Der Datenschutz soll geschwächt werden Gemäss Strategie sollen Daten der Opferhilfestellen neu mit verschiedenen Behörden geteilt werden. Das kann zu einer grossen Gefährdung von gewaltbetroffenen Personen führen und auch die Mitarbeiter:innen im Opferhilfebereich unnötigen Gefahren aussetzen. Der Datenschutz ist nicht nur ausschlaggebend bezüglich der Sicherheit, sondern auch für das Vertrauen der Klientinnen, die es nicht mehr wagen würden, sich an eine Beratungsstelle zu wenden.

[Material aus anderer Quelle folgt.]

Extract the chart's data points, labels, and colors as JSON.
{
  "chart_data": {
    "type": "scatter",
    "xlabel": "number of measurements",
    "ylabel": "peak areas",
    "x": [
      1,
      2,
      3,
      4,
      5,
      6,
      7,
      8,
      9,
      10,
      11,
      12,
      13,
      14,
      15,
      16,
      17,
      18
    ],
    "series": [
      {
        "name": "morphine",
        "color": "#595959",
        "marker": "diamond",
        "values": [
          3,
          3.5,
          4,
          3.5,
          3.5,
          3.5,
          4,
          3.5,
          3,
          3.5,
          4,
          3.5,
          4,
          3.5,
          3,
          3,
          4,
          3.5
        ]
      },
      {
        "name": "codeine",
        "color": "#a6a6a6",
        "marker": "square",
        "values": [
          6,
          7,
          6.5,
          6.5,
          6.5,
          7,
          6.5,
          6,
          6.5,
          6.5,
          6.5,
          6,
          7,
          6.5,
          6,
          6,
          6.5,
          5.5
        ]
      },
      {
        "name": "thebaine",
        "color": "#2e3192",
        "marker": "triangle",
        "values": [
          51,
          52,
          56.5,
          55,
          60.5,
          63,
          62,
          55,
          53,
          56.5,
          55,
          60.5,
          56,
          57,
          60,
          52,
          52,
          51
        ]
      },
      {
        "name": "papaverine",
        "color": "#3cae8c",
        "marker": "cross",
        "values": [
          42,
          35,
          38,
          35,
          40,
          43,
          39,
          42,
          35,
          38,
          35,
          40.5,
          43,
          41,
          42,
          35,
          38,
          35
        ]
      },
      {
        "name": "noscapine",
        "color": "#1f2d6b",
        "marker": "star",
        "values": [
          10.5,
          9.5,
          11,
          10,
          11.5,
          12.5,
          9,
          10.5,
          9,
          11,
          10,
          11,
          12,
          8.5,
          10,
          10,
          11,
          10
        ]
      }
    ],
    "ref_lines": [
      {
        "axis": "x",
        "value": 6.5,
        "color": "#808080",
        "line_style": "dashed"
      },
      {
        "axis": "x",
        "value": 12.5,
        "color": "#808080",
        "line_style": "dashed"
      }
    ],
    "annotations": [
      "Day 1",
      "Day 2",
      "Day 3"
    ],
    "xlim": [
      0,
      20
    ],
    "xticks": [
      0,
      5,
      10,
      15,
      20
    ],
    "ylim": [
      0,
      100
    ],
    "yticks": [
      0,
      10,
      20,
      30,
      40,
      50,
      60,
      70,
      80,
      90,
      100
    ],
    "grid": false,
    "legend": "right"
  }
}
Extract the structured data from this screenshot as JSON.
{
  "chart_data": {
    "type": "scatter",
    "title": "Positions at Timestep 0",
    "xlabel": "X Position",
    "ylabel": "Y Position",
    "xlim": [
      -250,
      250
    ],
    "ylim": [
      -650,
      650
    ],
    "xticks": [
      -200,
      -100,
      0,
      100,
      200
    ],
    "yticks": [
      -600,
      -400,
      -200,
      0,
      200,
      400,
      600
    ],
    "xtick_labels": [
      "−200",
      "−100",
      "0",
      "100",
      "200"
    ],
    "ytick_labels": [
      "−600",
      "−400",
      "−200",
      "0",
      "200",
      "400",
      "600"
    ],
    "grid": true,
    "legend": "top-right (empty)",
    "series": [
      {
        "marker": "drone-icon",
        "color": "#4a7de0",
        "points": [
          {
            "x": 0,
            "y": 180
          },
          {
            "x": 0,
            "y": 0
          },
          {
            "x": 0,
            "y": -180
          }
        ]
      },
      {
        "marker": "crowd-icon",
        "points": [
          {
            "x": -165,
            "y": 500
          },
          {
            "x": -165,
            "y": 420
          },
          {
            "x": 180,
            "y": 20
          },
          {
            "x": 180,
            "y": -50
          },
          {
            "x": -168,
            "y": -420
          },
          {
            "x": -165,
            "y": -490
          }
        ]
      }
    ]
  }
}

Verzicht auf das vom Grossen Rat beschlossene Mädchenhaus Der Grosse Rat hat nach einer Bedarfsabklärung und einem Pilotversuch beschlossen, im Kanton Bern ein Mädchenhaus zu schaffen. Dies wird in der neuen OH-Strategie nicht berücksichtigt. Stattdessen sollen 4 Plätze in einem der Frauenhäuser zur Verfügung gestellt werden. In den Frauenhäusern gibt es aber keinen Platz, es fehlt die Bewilligung, Struktur und die fachliche Spezialisierung für die adäquate Begleitung und Betreuung von gewaltbetroffenen Mädchen.